The results from this study can inform the development of implementation strategies to improve the adoption of mindfulness mobile apps and other digital health innovations in AYA survivorship care. For instance, implementation strategies may focus on education to target Knowledge and Evidence Strength and Quality. For example, we can utilize interactive group training [71], performance-related feedback [71], and opinion leaders [71] to improve knowledge, skills, and attitudes in training sessions among staff. Post-training, we can provide champions/clinical supervision [71] and make guidelines and resources pertaining to supportive care available to providers (i.e., dissemination of training materials [71]). Similarly, providers can serve as champions [71] to recommend and promote patients’ usage. In a structural approach, evidence-based apps can be incorporated into Electronic Medical Record (EMR) workflows; for example, EMR could include built-in process reminders to encourage digital health intervention adoption [71] when providers conduct mental health screenings with their patients.
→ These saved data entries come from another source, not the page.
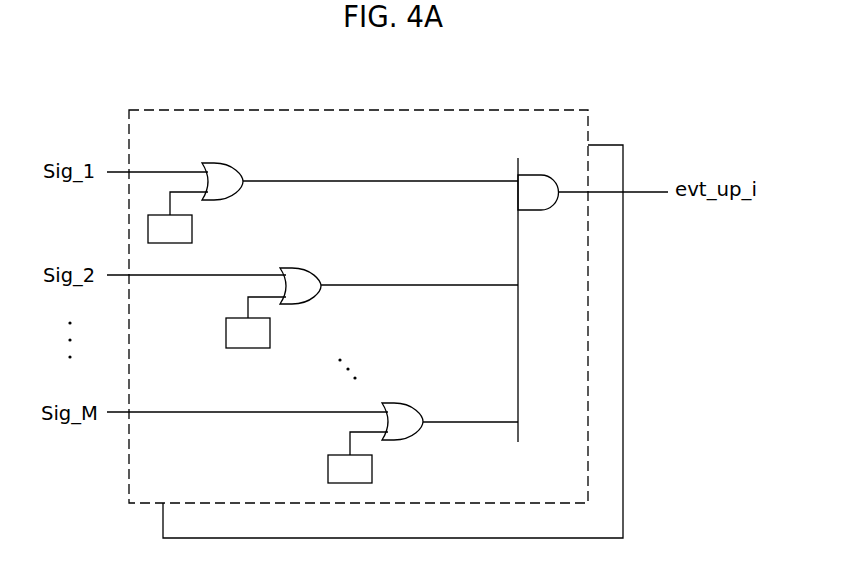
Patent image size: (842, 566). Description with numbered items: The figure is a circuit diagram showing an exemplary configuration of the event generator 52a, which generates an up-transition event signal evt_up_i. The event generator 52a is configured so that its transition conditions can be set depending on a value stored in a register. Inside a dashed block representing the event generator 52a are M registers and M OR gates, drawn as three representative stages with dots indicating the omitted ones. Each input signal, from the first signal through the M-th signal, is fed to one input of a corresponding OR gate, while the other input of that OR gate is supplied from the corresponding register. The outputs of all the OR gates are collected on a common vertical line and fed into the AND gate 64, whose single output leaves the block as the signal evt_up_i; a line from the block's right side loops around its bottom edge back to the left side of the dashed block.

The event generator 52a is at (384, 109).
The AND gate 64 is at (537, 175).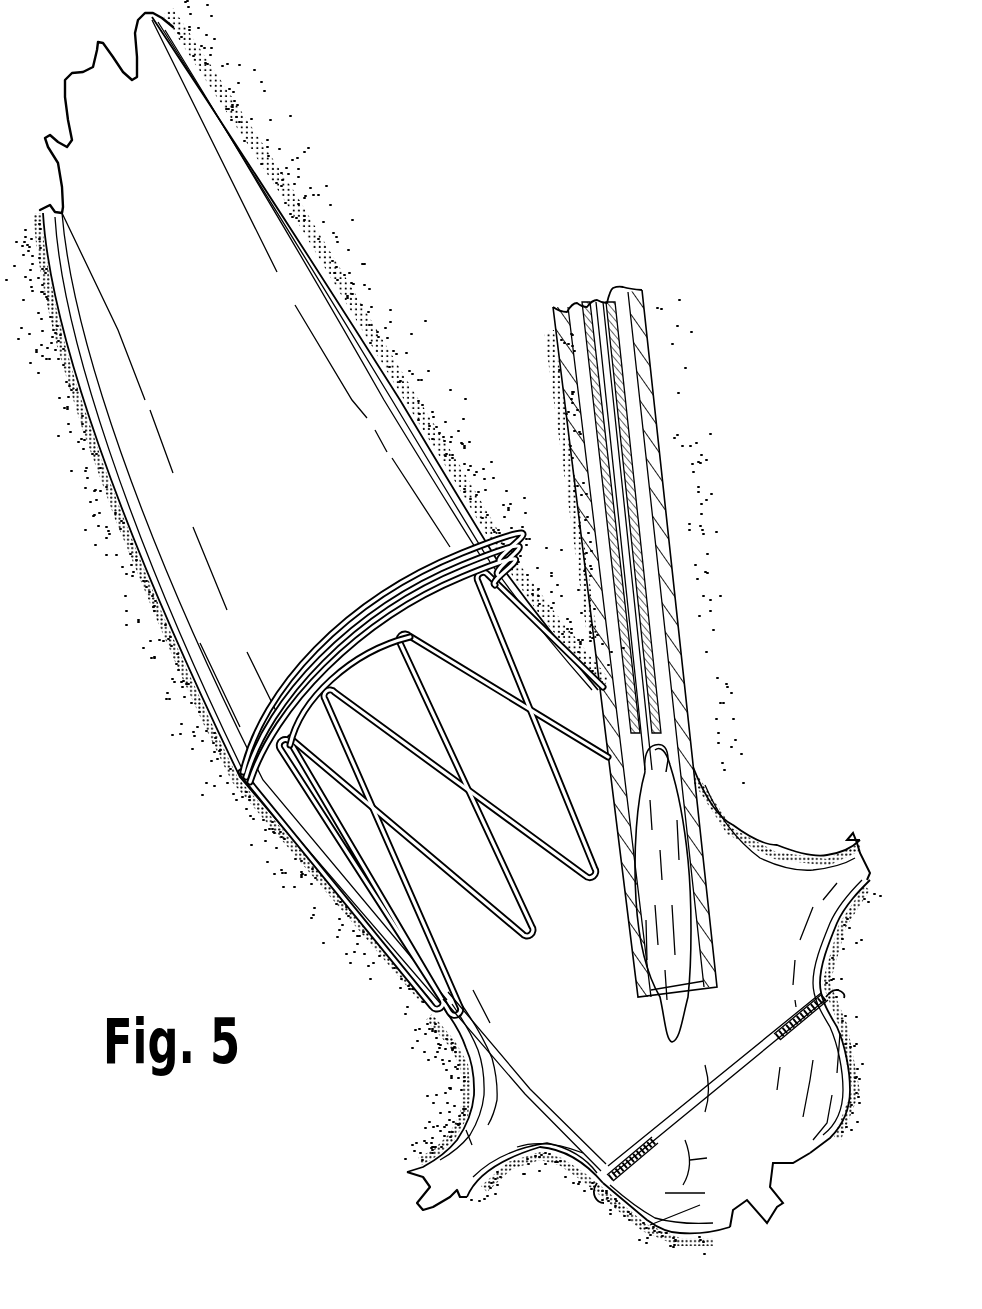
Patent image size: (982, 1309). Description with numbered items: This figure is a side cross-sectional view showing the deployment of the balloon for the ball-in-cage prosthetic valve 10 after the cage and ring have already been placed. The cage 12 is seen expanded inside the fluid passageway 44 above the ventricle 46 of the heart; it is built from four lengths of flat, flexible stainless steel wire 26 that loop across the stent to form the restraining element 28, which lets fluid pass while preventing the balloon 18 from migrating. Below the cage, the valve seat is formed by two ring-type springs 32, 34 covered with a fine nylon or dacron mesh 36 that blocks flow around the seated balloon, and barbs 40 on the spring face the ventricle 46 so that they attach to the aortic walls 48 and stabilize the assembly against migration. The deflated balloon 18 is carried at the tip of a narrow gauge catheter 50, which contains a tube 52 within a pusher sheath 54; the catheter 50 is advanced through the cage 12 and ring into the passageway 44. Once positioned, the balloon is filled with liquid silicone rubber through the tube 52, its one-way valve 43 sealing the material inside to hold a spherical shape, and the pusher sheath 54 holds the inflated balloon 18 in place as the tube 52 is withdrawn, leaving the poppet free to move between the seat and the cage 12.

The prosthetic valve 10 is at (533, 600).
The cage 12 is at (520, 577).
The balloon 18 is at (677, 778).
The stainless steel wire 26 is at (287, 673).
The restraining element 28 is at (417, 560).
The spring 32 is at (820, 990).
The spring 34 is at (647, 1140).
The mesh 36 is at (793, 1013).
The barbs 40 is at (847, 992).
The one-way valve 43 is at (653, 767).
The fluid passageway 44 is at (780, 850).
The ventricle 46 is at (673, 1235).
The aortic walls 48 is at (857, 1053).
The catheter 50 is at (650, 458).
The tube 52 is at (627, 573).
The pusher sheath 54 is at (637, 523).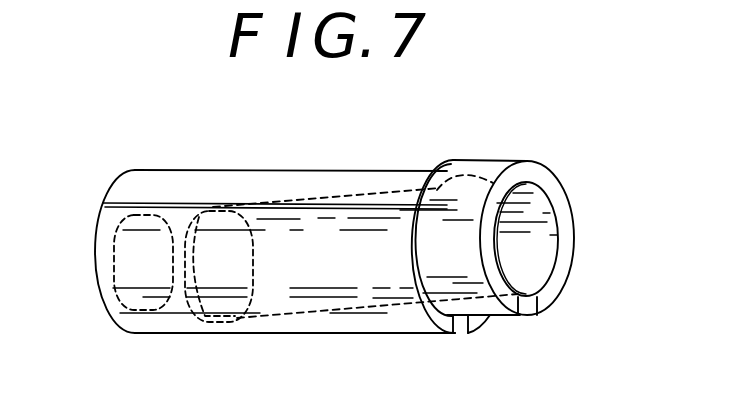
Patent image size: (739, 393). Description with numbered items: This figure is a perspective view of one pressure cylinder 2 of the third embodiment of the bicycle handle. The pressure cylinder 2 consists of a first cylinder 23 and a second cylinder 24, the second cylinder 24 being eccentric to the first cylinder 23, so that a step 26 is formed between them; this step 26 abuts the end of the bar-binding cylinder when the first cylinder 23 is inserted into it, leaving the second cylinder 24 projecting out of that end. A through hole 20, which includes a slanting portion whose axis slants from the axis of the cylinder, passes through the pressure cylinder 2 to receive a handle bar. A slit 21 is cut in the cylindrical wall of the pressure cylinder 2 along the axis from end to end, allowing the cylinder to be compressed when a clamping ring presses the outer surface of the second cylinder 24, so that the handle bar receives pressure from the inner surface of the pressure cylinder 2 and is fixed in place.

The pressure cylinder 2 is at (208, 158).
The through hole 20 is at (530, 200).
The slit 21 is at (463, 333).
The first cylinder 23 is at (108, 207).
The second cylinder 24 is at (558, 283).
The step 26 is at (455, 160).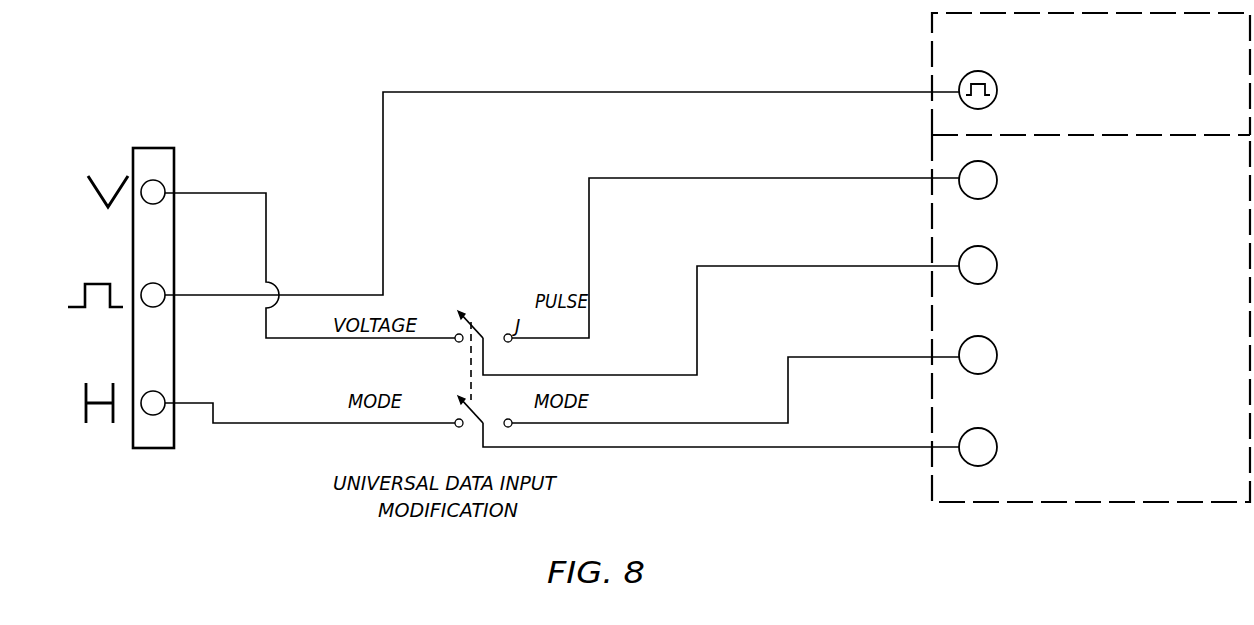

Digital health interventions [51] can be enhanced by working with developers to tailor mobile apps specifically to AYAs (e.g., provide cancer-tailored content, offer free trials, etc.).

Conclusions

Using mindfulness-based mobile apps as a case example, this qualitative study explored the potential barriers and facilitators of implementing digital health interventions in AYA survivorship care. Potential facilitators and barriers to digital health intervention adoption were identified that could help guide the development of implementation strategies to promote and sustain the adoption of these digital interventions. Overall, the findings suggest that while AYA survivors reported that both individual and intervention characteristics influenced their adoption or use, clinical providers were more concerned about intervention and contextual factors related to the implementation of digital health interventions in survivorship care. Future research should continue to explore policy-level factors such as insurance payors and policymakers while aiming to develop and test implementation strategies related to individual and contextual factors.